Posted: February 13, 2015
How can we bulletproof our marriages in a culture that is too busy to spend intimate time with the people we love? Rick Warren in his best selling book, “What on Earth Am I Here For?” says that the way to spell LOVE is T.I.M.E. I totally agree!
Last weekend I had the privilege and JOY to speak to a group of families with young children about taking TIME to re-connect with our spouses and children. Let me share my points:
T. TAKE TIME TO LOOK UP AND DIG DOWN
It’s time to lay down our technology; look into each other’s eyes and engage in intimate, honest and meaningful conversation. We also need to dig down behind the words and our emotions to find out what the other person is really saying. For example, when a wife says: “Don’t touch me”, it could mean: “You said you would take out the garbage last night and you didn’t do it …again.” Or: “You said you would help put the children to bed but you worked late again.”
We need to STOP and take the time to say: “Tell me what you really meant.” You will be amazed at the real story behind the encrypted words
I. INVEST IN A GOOD STORY
I am a book junkie. When I am on vacation and find a great book, I might still have the lights on and be reading at 2:00 in the morning. I find such great adventure and pleasure in a well-written and engaging narrative.
You and I are created with a craving for pleasure. We need to experience this feeling in our relationships and marriages, and it not just going to happen randomly. We need to take the time and be intentional about creating good stories and pleasure in our marriages and families. For example: A number of years ago one of my sons-in-law created a mystery trip for his family, and included us in the planning stages. He started out by packing everyone’s bags and telling them to get into the car to get ready for a trip. The family had no idea where they were going. Along the way the family members were given clues, but the mystery did not unfold until they reached their destination. Finally they arrived at a ski resort where we all enjoyed each other for a whole weekend.
If I don’t like the first 2 or 3 chapters of a book, I will usually put it down. I don’t want to waste my time on something that has no value. Be aware that this might be the same feeling people have in their marriages. In order to find the pleasure, spouses may pull away form the marriage or family in order to find something else that gives them the adventure they are looking for
But: there is a disclaimer here – It’s all about balance, it can’t just be about “pleasure seeking”, it has to be healthy, uplifting, enjoyable adventures that benefit the body and the family.
M. MOVE FROM FEELING TO DOING
When we get hurt, angry, or overlooked, we can’t stay in that “mad place”. Those injured feelings will build up resentment and toxins that will eventually hurt us. We have to take the TIME to stop and move from our feelings to doing something about them. We have to stop and listen to the nudging of the Holy Spirit to talk about the issue to resolve the hurt, offer forgiveness or realize it wasn’t enough of an issue to cause dissention and then let it go.

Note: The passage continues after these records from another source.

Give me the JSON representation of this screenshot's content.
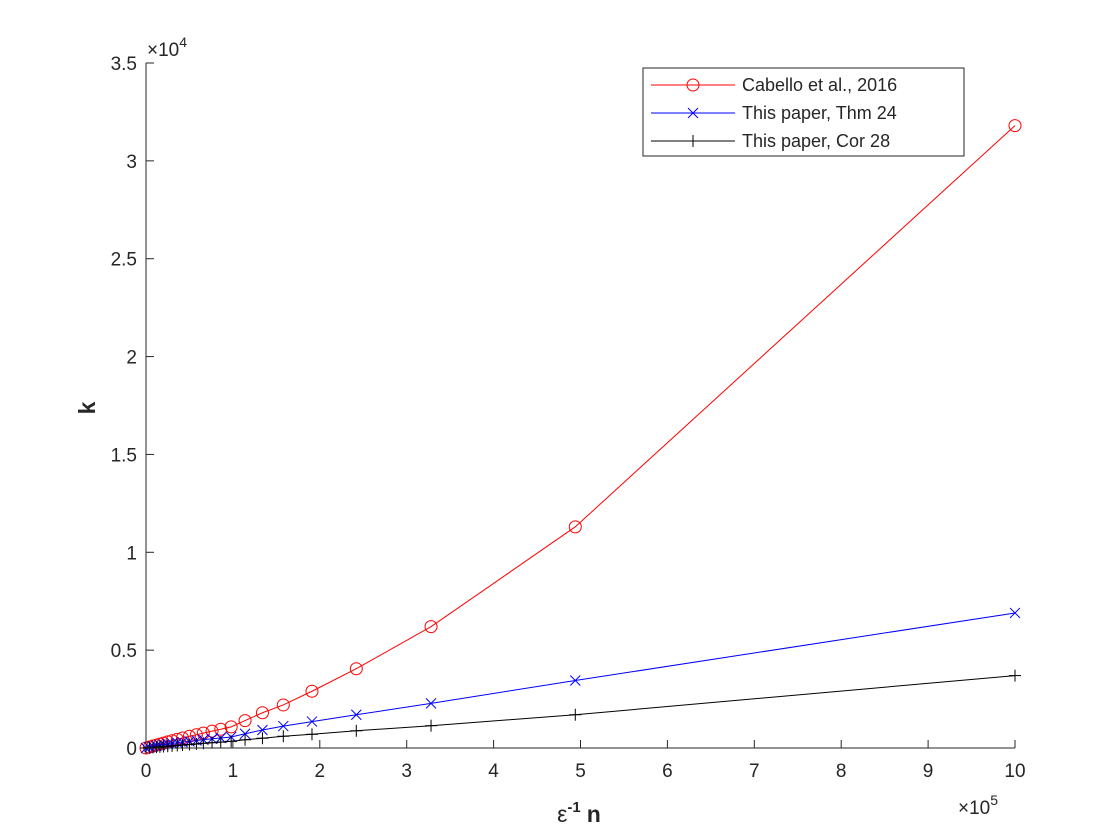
{
  "chart_data": {
    "type": "line",
    "title": "",
    "xlabel": "n",
    "xlabel_prefix": "ε",
    "xlabel_superscript": "-1",
    "ylabel": "k",
    "xlim": [
      0,
      1000000
    ],
    "ylim": [
      0,
      35000
    ],
    "x_multiplier": {
      "base": "×10",
      "exp": "5"
    },
    "y_multiplier": {
      "base": "×10",
      "exp": "4"
    },
    "x_ticks": [
      0,
      100000,
      200000,
      300000,
      400000,
      500000,
      600000,
      700000,
      800000,
      900000,
      1000000
    ],
    "x_tick_labels": [
      "0",
      "1",
      "2",
      "3",
      "4",
      "5",
      "6",
      "7",
      "8",
      "9",
      "10"
    ],
    "y_ticks": [
      0,
      5000,
      10000,
      15000,
      20000,
      25000,
      30000,
      35000
    ],
    "y_tick_labels": [
      "0",
      "0.5",
      "1",
      "1.5",
      "2",
      "2.5",
      "3",
      "3.5"
    ],
    "grid": false,
    "legend_position": "top-right",
    "series": [
      {
        "name": "Cabello et al., 2016",
        "color": "#ff0000",
        "marker": "circle",
        "x": [
          0,
          4000,
          8000,
          12000,
          16000,
          20000,
          25000,
          30000,
          36000,
          42000,
          50000,
          58000,
          66000,
          76000,
          86000,
          98000,
          114000,
          134000,
          158000,
          191000,
          242000,
          328000,
          494000,
          1000000
        ],
        "y": [
          0,
          50,
          100,
          150,
          200,
          250,
          310,
          370,
          440,
          510,
          600,
          680,
          760,
          860,
          960,
          1080,
          1400,
          1800,
          2200,
          2900,
          4050,
          6200,
          11300,
          31800
        ]
      },
      {
        "name": "This paper, Thm 24",
        "color": "#0000ff",
        "marker": "x",
        "x": [
          0,
          4000,
          8000,
          12000,
          16000,
          20000,
          25000,
          30000,
          36000,
          42000,
          50000,
          58000,
          66000,
          76000,
          86000,
          98000,
          114000,
          134000,
          158000,
          191000,
          242000,
          328000,
          494000,
          1000000
        ],
        "y": [
          0,
          40,
          80,
          110,
          140,
          170,
          200,
          230,
          270,
          300,
          340,
          380,
          420,
          470,
          510,
          560,
          730,
          920,
          1120,
          1350,
          1700,
          2280,
          3450,
          6900
        ]
      },
      {
        "name": "This paper, Cor 28",
        "color": "#000000",
        "marker": "plus",
        "x": [
          0,
          4000,
          8000,
          12000,
          16000,
          20000,
          25000,
          30000,
          36000,
          42000,
          50000,
          58000,
          66000,
          76000,
          86000,
          98000,
          114000,
          134000,
          158000,
          191000,
          242000,
          328000,
          494000,
          1000000
        ],
        "y": [
          0,
          15,
          30,
          45,
          60,
          75,
          90,
          110,
          130,
          150,
          180,
          210,
          240,
          270,
          300,
          340,
          420,
          500,
          600,
          700,
          880,
          1140,
          1700,
          3700
        ]
      }
    ]
  }
}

E. EXPECT THE BEST AND ACCEPT THE WORST
In any intimate relationship we have to take the time to build each other up, draw out our gifts, abilities and help each other to become all that Jesus Christ designed us to be. In the same way that iron sharpens iron, we need each other to “sharpen each other” to be our very best. But we have to remember that none of us are perfect, and when the other person makes a mistake we have to get off our high horse and show grace to each other. When the rest of the world judges or criticizes us, we need our spouse to protect us and be in our corner.
All of these suggestions take TIME, but they will bulletproof our marriages and give us the pleasure, intimacy and love we are all looking for.